Он до смерти работает,

До полусмерти пьёт!

Конечно, Михаил Евграфович читал эти строки. Относил ли к себе, неизвестно (всё же запойным он никогда не был, нещадно терзал себя лишь грехом табакокурения), но и в служебные годы расписание его рабочего дня не отличалось прилежанием.

Хотя с начала 1880-х годов доктор Белоголовый прекратил врачебную практику, Салтыков продолжал считать себя его постоянным пациентом. По мнению Белоголового, до 1875 года здоровьем Салтыков «пользовался хорошим и вёл ту безалаберную жизнь, которая была тогда в обычае у петербургских литераторов и открыто была в противоречии всем правилам гигиены; днём сидел за работой, а вечера проводил за карточным столом, много пил вина и поздно ложился спать». Всё изменилось в конце 1874 года, когда Салтыков во время горестной поездки на похороны Ольги Михайловны жестоко простудился. Эта простуда способствовала развитию у него «болезни, которая так жестоко отравила всё его последующее существование» – «ревматизма суставов, осложнённого воспалением сердца».

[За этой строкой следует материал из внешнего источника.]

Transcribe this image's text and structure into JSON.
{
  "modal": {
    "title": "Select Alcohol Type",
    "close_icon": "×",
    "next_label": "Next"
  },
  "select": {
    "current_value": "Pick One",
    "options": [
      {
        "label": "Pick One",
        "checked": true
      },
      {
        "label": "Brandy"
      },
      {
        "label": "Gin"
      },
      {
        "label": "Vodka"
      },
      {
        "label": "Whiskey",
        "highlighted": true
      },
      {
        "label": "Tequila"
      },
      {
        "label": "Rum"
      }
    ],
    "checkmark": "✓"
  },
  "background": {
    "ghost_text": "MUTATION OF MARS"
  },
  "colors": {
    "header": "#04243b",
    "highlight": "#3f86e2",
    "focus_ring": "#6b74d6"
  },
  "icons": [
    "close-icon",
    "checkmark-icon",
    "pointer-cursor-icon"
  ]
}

Ровно за год до смерти, 26 апреля 1888 года Салтыков писал Белоголовому: «Весь мир закрыт для меня, благодаря злому недугу. Ещё хотелось бы настолько иметь сил, чтоб написать оправдательную записку с изложением последних лет моей горькой жизни, с тем, чтоб напечатали её после смерти». Набросок такой записки после кончины Салтыкова был найден в его бумагах, опубликован, но оригинал вскоре пропал. Эта записка представляет интерес как самоанализ писателя, но её трудно рассматривать как объективный диагноз. Салтыков пишет: «Я никогда не мог похвалиться ни хорошим здоровьем, ни физическою силою, но с 1875 года не проходило почти ни одного дня, в который я мог бы сказать, что чувствую себя изрядно. Постоянные болезненные припадки и мучительная восприимчивость, с которою я всегда относился к современности, положили начало тому злому недугу, с которым я сойду в могилу.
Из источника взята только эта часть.